El acceso a ideas, tendencias y diferentes prácticas marcan una bifurcación en el trabajo del artista. Por un lado concretiza su práctica personal y por el otro, digiere e incorpora tendencias y visiones foráneas. Es aquí donde se solidifica la mirada del artista, arriba a su compulsión de pintar los mismos temas en diferentes escalas, técnicas y paletas de color. El volcán de su infancia toma posesión de su lienzo y el ojo humano le obsesiona como sujeto de estudio.
Es difícil saber exactamente cuántos volcanes y ojos ejecutó el artista hasta el momento de su fallecimiento en el 2020. Estos aparecen en cuadernos, en hojas sueltas, en grabados, en tintas, acuarelas y pinturas. Experimentaba con la abstracción, con el foto-realismo, con la representación directa y con la dilución de la realidad. Su obra se vuelve una especie de surrealismo con tintes de modernidad y lo moderno, intuimos que hay una especie de Judd o Rothko en tinta china, basado en jeroglíficos Mayas. Pero no es solo una práctica Euro-centrista, la labor meditativa, gráfica y plana dialoga con Mono-Ha en su interés de resaltar la labor humana versus la tecnológica.
Principalmente preocupado por entender y profundizar en la conexión humana con su ser interior, su proceso de investigación abarcaba prácticas holísticas orientales como el yoga y la meditación.
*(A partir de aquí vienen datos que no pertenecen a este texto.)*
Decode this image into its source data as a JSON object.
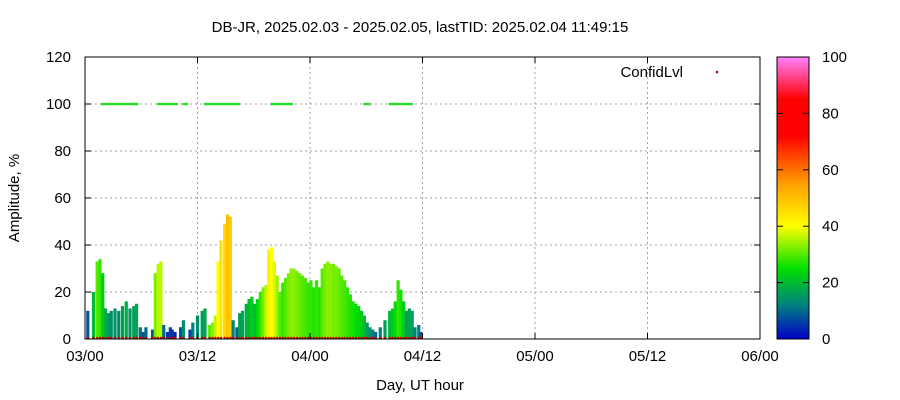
{
  "chart_data": {
    "type": "bar",
    "title": "DB-JR, 2025.02.03 - 2025.02.05, lastTID: 2025.02.04 11:49:15",
    "xlabel": "Day, UT hour",
    "ylabel": "Amplitude, %",
    "xlim": [
      0,
      72
    ],
    "ylim": [
      0,
      120
    ],
    "x_ticks": [
      {
        "value": 0,
        "label": "03/00"
      },
      {
        "value": 12,
        "label": "03/12"
      },
      {
        "value": 24,
        "label": "04/00"
      },
      {
        "value": 36,
        "label": "04/12"
      },
      {
        "value": 48,
        "label": "05/00"
      },
      {
        "value": 60,
        "label": "05/12"
      },
      {
        "value": 72,
        "label": "06/00"
      }
    ],
    "y_ticks": [
      0,
      20,
      40,
      60,
      80,
      100,
      120
    ],
    "grid": true,
    "legend": {
      "label": "ConfidLvl",
      "position": "top-right"
    },
    "colorbar": {
      "range": [
        0,
        100
      ],
      "ticks": [
        0,
        20,
        40,
        60,
        80,
        100
      ],
      "stops": [
        {
          "value": 0,
          "color": "#0000c8"
        },
        {
          "value": 12,
          "color": "#008080"
        },
        {
          "value": 25,
          "color": "#00e000"
        },
        {
          "value": 40,
          "color": "#ffff00"
        },
        {
          "value": 55,
          "color": "#ffa000"
        },
        {
          "value": 72,
          "color": "#ff0000"
        },
        {
          "value": 85,
          "color": "#ff0000"
        },
        {
          "value": 100,
          "color": "#ff80ff"
        }
      ]
    },
    "series": [
      {
        "x": [
          0.3,
          0.9,
          1.3,
          1.6,
          1.9,
          2.2,
          2.5,
          2.8,
          3.2,
          3.6,
          4.0,
          4.4,
          4.8,
          5.2,
          5.5,
          5.9,
          6.2,
          6.5,
          7.2,
          7.5,
          7.8,
          8.1,
          8.4,
          8.8,
          9.1,
          9.3,
          9.6,
          10.2,
          10.5,
          11.2,
          11.5,
          12.0,
          12.5,
          12.8,
          13.3,
          13.6,
          13.9,
          14.2,
          14.5,
          14.9,
          15.2,
          15.5,
          15.8,
          16.2,
          16.5,
          16.8,
          17.2,
          17.5,
          17.8,
          18.1,
          18.4,
          18.7,
          19.0,
          19.3,
          19.6,
          19.9,
          20.2,
          20.5,
          20.8,
          21.1,
          21.4,
          21.7,
          22.0,
          22.3,
          22.6,
          22.9,
          23.2,
          23.5,
          23.8,
          24.1,
          24.4,
          24.7,
          25.0,
          25.3,
          25.6,
          25.9,
          26.2,
          26.5,
          26.8,
          27.1,
          27.4,
          27.7,
          28.0,
          28.3,
          28.6,
          28.9,
          29.2,
          29.5,
          29.8,
          30.1,
          30.4,
          30.7,
          31.0,
          31.5,
          32.0,
          32.5,
          32.8,
          33.1,
          33.4,
          33.7,
          34.0,
          34.3,
          34.6,
          34.9,
          35.2,
          35.6,
          35.8
        ],
        "values": [
          12,
          20,
          33,
          34,
          28,
          13,
          11,
          12,
          13,
          12,
          14,
          16,
          13,
          14,
          15,
          5,
          3,
          5,
          4,
          28,
          32,
          33,
          6,
          3,
          5,
          4,
          3,
          5,
          8,
          4,
          7,
          10,
          12,
          13,
          6,
          7,
          10,
          33,
          42,
          49,
          53,
          52,
          8,
          5,
          11,
          12,
          15,
          17,
          18,
          15,
          17,
          20,
          22,
          23,
          38,
          39,
          33,
          27,
          20,
          24,
          26,
          28,
          30,
          30,
          29,
          28,
          27,
          26,
          24,
          25,
          22,
          25,
          22,
          30,
          32,
          33,
          32,
          32,
          31,
          30,
          27,
          25,
          22,
          19,
          16,
          15,
          14,
          12,
          10,
          7,
          5,
          4,
          3,
          5,
          8,
          12,
          13,
          16,
          25,
          21,
          16,
          12,
          13,
          12,
          5,
          6,
          3
        ],
        "confidence": [
          8,
          20,
          30,
          28,
          22,
          18,
          15,
          14,
          15,
          14,
          16,
          18,
          15,
          16,
          17,
          10,
          8,
          10,
          8,
          32,
          36,
          36,
          10,
          5,
          6,
          5,
          4,
          8,
          14,
          6,
          12,
          14,
          16,
          17,
          30,
          33,
          36,
          40,
          44,
          46,
          50,
          48,
          12,
          9,
          16,
          17,
          19,
          20,
          22,
          20,
          24,
          28,
          32,
          36,
          42,
          40,
          38,
          34,
          30,
          28,
          30,
          32,
          33,
          33,
          32,
          31,
          30,
          29,
          28,
          28,
          27,
          28,
          27,
          30,
          32,
          33,
          33,
          32,
          32,
          31,
          30,
          29,
          28,
          27,
          26,
          25,
          24,
          22,
          20,
          16,
          14,
          12,
          10,
          12,
          16,
          20,
          22,
          24,
          28,
          26,
          22,
          16,
          17,
          16,
          12,
          12,
          8
        ]
      }
    ],
    "confidence_markers": {
      "level": 100,
      "ranges": [
        [
          1.8,
          5.6
        ],
        [
          7.8,
          9.8
        ],
        [
          10.5,
          11.0
        ],
        [
          12.8,
          16.5
        ],
        [
          19.9,
          22.2
        ],
        [
          29.8,
          30.4
        ],
        [
          32.5,
          34.9
        ]
      ]
    }
  }
}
Prácticas ancestrales de integración cuerpo-mente que ahora son aceptadas como convencionales, en su momento generaban sospechas y rechazo social. No era solo el brazo que utilizaba para crear, era su ser completo que manipulaba para canalizar el movimiento al dibujar.
Por más de setenta años, el artista decide indagar profundamente en el proceso creativo por medio de pocos recursos visuales. Este acercamiento metafísico sirve como un portal a algo más allá que la pieza de arte física - recibiendo acceso por medio de la mirada de un ojo ajeno al interior del alma o por medio de una erupción al interior del planeta y el cosmos. Podrían ser estos ojos y volcanes parte de otra geografía, otra realidad, en otra galaxia.
El ser vistos, el ser provocados y amenazados. El ojo panóptico de arquitectura de los iluminados del siglo XVIII, se vuelve literalmente un ojo en tinta china que entra a los espacios de exhibición y al imaginario de las personas. Ser observado representa una dualidad parecida a la de los Mayas – puede ser considerado una especie de protección o una aceptación de control y manipulación. La profunda contemplación del artista prevé la discusión de temas universales que aumentan en relevancia al hablar del entorno digital que nos abraza sin pedir permiso. Y es así que se obvia la conclusión que los dos sujetos llegan a ser uno mismo. Los ojos y los volcanes son centros de energía con una profundidad casi infinita, la cual expone al sujeto a observar mientras está siendo observado. Rodolfo Abularach se revela como un guerrero de hierro.